Unfortunately, and it might just be me (Oh, really), but this kind of soapy mundane minutiae does occupy (I'm not saying preoccupy though) my world. But it doesn't necessarily occupy it because I have cancer. It occupies it because I'm more like my mother than I am my father and cancer or not, it's what I do. And being exactly who I am in spite of my diagnosis is how I've rolled through these last 10-plus years. It's been a living for which I remain extraordinarily grateful, and to be honest about it: amazingly lucky.

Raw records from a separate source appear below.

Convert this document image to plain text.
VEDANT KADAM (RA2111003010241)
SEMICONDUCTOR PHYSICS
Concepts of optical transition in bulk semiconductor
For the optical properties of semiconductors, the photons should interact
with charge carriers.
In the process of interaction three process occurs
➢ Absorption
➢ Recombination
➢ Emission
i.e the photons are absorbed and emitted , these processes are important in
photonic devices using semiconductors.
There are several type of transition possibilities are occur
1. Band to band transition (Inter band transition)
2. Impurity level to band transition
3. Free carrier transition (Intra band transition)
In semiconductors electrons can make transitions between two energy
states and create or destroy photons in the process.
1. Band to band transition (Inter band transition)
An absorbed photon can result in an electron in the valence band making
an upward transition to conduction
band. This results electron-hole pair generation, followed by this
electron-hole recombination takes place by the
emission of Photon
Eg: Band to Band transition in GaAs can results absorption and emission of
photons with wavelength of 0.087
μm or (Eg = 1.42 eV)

Moreover, I make the same jokes, with or without punchlines, do the same impressions, invoke the same popular culture references and make decisions as I always have. In addition, I allocate resources, juggle funds and plan for the future, while being mindful of the present likewise, as I always have. My diagnosis certainly defines me, but I try not to let it control me. Still, its reality seeps into every decision I make, from soap to nuts. It's the elephant in the room and the pebble in my shoe (actually that's the neuropathy in my feet).
Still I have to take things in stride – or else. When I saw that last remaining bar of soap, it conjured memories of the tightrope I have to walk (Leon Russell not withstanding). And it gave me pause: Wow, I made it through that entire pack. Now what? Soap. No radio. And so it goes.